The Flat Tax Is Not a Fair Tax!

     As I have even spoken to some liberal friends is don't understand this, it is important to make this point as many times as possible for it to sink in. The flat tax is a regressive tax, as are I believe consumption taxes. Why this is needs to be understood and the same reasoning applies to both of these taxes.

     What gives them a certain appeal where even mainstream nonconservative audiences can sometimes be fooled is the notion that a flat tax is better and fairer because it's "simple" and applied equally  to all and so fair. As far as simplicity is concerned it would seem that the flat tax is very simple to understand. After all what can be easier to understand than when Steve Forbes called for a 17 percent flat tax when he ran for President in 1996 or now with Herman Cain calling for a 9-9-9 plan?

    Part of the virtue of these plans is that they seem very easy to understand. What can be simpler than saying "tax all income at 17 percent" or "tax all income at 9 percent, tax this 9 percent tax on individual and business income and also on all sales purchases?"

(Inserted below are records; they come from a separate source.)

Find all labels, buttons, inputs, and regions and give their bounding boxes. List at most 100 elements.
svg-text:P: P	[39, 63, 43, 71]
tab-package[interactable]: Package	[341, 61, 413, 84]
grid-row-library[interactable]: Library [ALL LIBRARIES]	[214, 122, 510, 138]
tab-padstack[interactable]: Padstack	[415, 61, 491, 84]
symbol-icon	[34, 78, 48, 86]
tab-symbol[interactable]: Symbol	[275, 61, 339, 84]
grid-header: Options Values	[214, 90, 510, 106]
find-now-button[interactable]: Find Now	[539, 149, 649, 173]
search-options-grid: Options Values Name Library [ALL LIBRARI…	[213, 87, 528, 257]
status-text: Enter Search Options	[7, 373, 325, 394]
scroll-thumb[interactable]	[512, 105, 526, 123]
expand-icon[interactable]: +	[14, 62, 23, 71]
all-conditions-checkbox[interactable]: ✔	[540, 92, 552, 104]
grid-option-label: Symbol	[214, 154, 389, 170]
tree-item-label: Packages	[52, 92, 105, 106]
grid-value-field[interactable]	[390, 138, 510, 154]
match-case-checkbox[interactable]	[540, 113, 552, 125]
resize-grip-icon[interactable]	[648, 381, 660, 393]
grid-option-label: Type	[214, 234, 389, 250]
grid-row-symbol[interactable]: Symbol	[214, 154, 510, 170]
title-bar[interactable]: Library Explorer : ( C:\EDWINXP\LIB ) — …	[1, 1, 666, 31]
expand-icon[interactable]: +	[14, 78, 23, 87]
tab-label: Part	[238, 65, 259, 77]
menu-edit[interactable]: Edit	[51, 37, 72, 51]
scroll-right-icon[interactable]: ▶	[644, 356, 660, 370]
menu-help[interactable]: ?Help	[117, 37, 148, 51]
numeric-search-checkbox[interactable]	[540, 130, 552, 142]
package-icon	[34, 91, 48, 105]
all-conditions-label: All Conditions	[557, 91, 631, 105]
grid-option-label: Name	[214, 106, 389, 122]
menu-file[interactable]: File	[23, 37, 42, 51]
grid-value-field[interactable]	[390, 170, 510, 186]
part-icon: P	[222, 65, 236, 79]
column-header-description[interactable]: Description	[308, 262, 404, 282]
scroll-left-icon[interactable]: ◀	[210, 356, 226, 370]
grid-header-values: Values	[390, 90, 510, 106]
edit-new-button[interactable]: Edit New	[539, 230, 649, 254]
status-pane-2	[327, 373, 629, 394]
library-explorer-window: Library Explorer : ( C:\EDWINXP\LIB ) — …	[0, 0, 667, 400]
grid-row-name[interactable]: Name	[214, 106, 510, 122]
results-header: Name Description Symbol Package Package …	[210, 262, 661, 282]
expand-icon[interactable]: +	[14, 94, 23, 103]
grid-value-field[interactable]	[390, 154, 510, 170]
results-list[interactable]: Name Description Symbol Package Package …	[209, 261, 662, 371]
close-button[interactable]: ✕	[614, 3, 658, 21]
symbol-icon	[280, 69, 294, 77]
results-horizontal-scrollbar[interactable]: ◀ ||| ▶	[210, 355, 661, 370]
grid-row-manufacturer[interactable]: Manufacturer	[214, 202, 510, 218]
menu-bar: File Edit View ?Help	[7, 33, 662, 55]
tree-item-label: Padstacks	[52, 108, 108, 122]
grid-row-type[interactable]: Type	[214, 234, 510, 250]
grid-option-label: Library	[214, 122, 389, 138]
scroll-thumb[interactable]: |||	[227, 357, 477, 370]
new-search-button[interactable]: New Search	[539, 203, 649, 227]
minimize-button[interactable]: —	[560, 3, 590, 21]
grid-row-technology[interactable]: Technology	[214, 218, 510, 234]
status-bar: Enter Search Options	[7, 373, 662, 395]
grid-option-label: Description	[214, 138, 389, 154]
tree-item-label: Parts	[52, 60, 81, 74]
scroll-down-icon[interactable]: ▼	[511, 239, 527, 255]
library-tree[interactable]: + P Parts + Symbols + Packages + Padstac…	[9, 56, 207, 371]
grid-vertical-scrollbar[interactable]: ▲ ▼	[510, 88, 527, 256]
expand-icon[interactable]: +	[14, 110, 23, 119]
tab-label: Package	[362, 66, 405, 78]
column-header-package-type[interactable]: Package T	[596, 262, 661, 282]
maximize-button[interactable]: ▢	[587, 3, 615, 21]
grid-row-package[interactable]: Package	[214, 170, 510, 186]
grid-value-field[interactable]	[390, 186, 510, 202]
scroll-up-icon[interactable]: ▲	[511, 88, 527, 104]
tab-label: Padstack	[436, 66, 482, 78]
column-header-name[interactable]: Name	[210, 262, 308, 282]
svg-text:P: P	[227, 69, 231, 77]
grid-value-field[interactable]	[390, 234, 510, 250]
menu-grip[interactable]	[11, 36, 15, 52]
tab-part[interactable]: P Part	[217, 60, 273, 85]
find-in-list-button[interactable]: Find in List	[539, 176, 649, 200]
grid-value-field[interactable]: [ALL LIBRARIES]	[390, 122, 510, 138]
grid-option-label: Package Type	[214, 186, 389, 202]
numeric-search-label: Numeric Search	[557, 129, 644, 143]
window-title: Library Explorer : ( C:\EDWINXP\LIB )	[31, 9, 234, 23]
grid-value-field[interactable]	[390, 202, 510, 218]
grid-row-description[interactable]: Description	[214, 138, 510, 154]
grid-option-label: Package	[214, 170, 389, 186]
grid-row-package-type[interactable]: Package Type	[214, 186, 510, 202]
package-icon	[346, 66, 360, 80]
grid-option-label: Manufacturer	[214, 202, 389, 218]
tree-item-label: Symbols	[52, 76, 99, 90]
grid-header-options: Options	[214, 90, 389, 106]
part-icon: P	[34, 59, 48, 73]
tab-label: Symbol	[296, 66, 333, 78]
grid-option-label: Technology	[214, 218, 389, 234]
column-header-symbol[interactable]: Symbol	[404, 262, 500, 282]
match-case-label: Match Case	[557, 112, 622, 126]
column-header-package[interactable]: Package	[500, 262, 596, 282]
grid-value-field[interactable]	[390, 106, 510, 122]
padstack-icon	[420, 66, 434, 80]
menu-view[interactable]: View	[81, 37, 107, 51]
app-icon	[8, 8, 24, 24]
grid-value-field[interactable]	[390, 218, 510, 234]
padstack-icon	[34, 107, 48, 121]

   Of course as we have seen with 9-9-9 it really isn't at all simple when you start figuring out how it would really work. One trouble with just saying "everybody pay 9 percent" and leaving it there is that there are different types of income and consumption that are subject to tax.

    The more you read about the 9-9-9 plan the more it loses the virtue of simplicity. Then too, the most simple plan isn't necessarily the most fair. Like the ultimate endgame of Cain's 3 step plan is having one 30 percent national sales tax to replace everything else. That surely wouldn't be very fair whether or not it would be revenue neutral as Cain claims. When you add the state sales tax as well as the other taxes residents pay-state income, property, etc-many middle and lower income people could see what is effectively a 50 percent tax on their income, state and federal.

    The fair notion is a false equivalence. The idea of the flat tax tries to argue that it's fair that whether you make $ 1 billion or $1 million or $50,000 or $8,000 fairness dictates that you pay the same rate. What this ignores is consumption patterns. A wealthy person even if they are a spendthrift doesn't spend the same percentage of their income on consumption that the middle and low income do. There are many who spend all their income on consumption-of necessity. Certainly the consumption of the  basic necessities of life costs more for the modest income than the wealthy. So there is no equivalence.

   The two unfair things that happen in regressive tax policy is to over tax those with modest income and under tax those with very high income.-because doing so means that there will have to be spending cuts which will take away the programs that modest income Americans depend on. Mr. Cain's plan does both. Most Americans would see, between their federal and state taxes, the tax burden shoot up. Those of the wealthy would drop heavily with the loss in revenues hitting lower income people with a double whammy.